Di saat bersamaan, relasi satu sama sama juga bisa diracuni prasangka-prasangka negatif. Dalam hal ini persepsi mengambil peran signifikan di dalam membangun kepribadian seseorang. Sebelum orang lain terlibat jauh dalam suatu hubungan, persepsilah yang kali pertama menjembatani perkenalaan di antara keduanya.
Tapi terkadang, persepsi seseorang atas pihak lain cenderung seporadis, sebab si penilai bisa semena-mena membangun praanggapan tidak-tidak bagi yang bersangkutan. Dalam hal ini, pandangan atau tatapan (gaze) menjadi jalan masuk invasi pikiran atas orang yang dinilai. Di sinilah ”neraka” itu pertama kali terbentuk. Di antara pertemuan dua orang, terbangun persepsi yang saling mencurigai dan mengintrogasi demi mendominasi satu sama lain.

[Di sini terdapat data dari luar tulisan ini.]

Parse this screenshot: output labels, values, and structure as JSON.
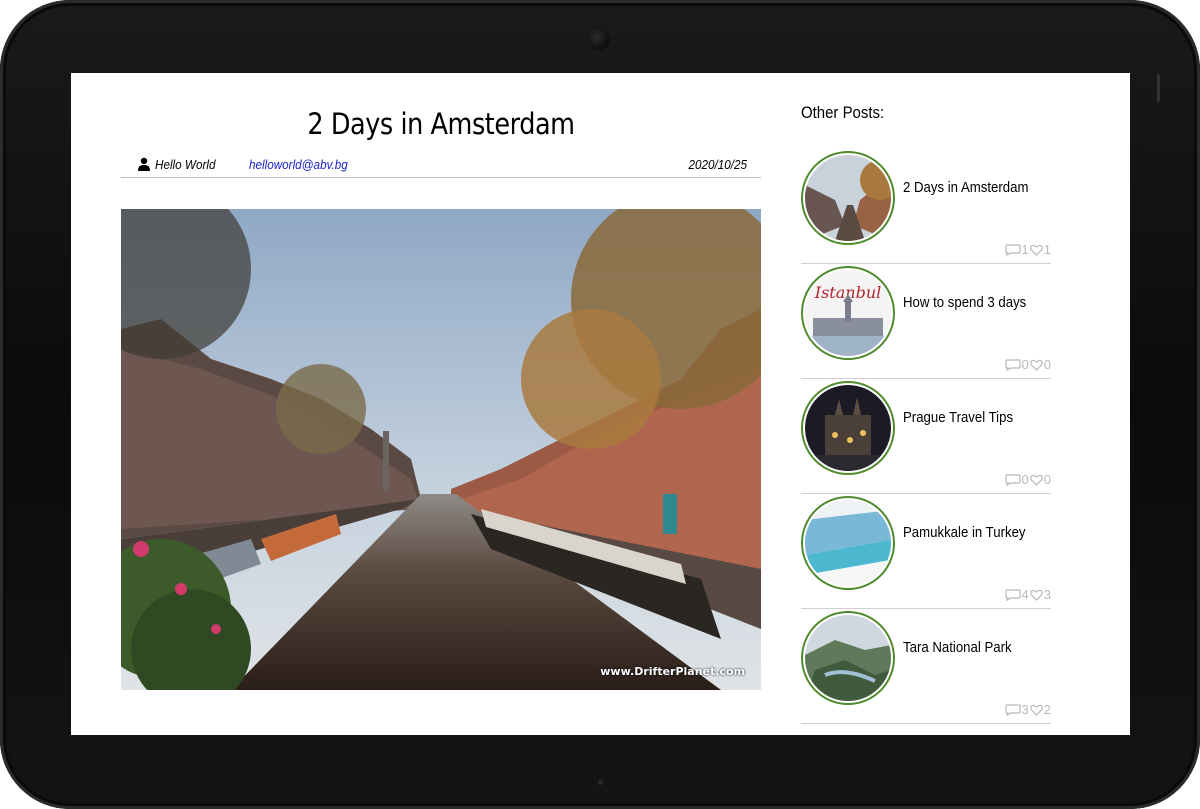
{
  "article": {
    "title": "2 Days in Amsterdam",
    "author": "Hello World",
    "email": "helloworld@abv.bg",
    "date": "2020/10/25",
    "image_watermark": "www.DrifterPlanet.com",
    "icons": {
      "author": "user-icon"
    }
  },
  "sidebar": {
    "heading": "Other Posts:",
    "posts": [
      {
        "title": "2 Days in Amsterdam",
        "comments": "1",
        "likes": "1"
      },
      {
        "title": "How to spend 3 days",
        "comments": "0",
        "likes": "0",
        "thumb_text": "Istanbul"
      },
      {
        "title": "Prague Travel Tips",
        "comments": "0",
        "likes": "0"
      },
      {
        "title": "Pamukkale in Turkey",
        "comments": "4",
        "likes": "3"
      },
      {
        "title": "Tara National Park",
        "comments": "3",
        "likes": "2"
      }
    ],
    "icons": {
      "comments": "comment-icon",
      "likes": "heart-icon"
    }
  },
  "colors": {
    "thumb_border": "#4f8a2d",
    "email_link": "#1a25c9",
    "stats": "#b8b8b8"
  }
}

Syahdan, kisah Nasruddin dan anaknya juga pada dasarnya adalah cerita mengenai persepsi. Karena ingin bertindak sesuai persepsi banyak orang, Nasruddin dan anaknya rela mengubah sikapnya. Jadi tidak otentik.
Namun malang, tidak semua persepsi dapat membuat orang hidup nyaman, apalagi merdeka. Di kisah itu, justru Nasruddin dan anaknya malah keluar masuk persepsi orang-orang yang membuat mereka jadi sulit sendiri. Persepsi di kisah Nasruddin dan anaknya, singkatnya, justru bukan menjadi surga kebaikan, malah berubah menjadi tempat seperti ”neraka”.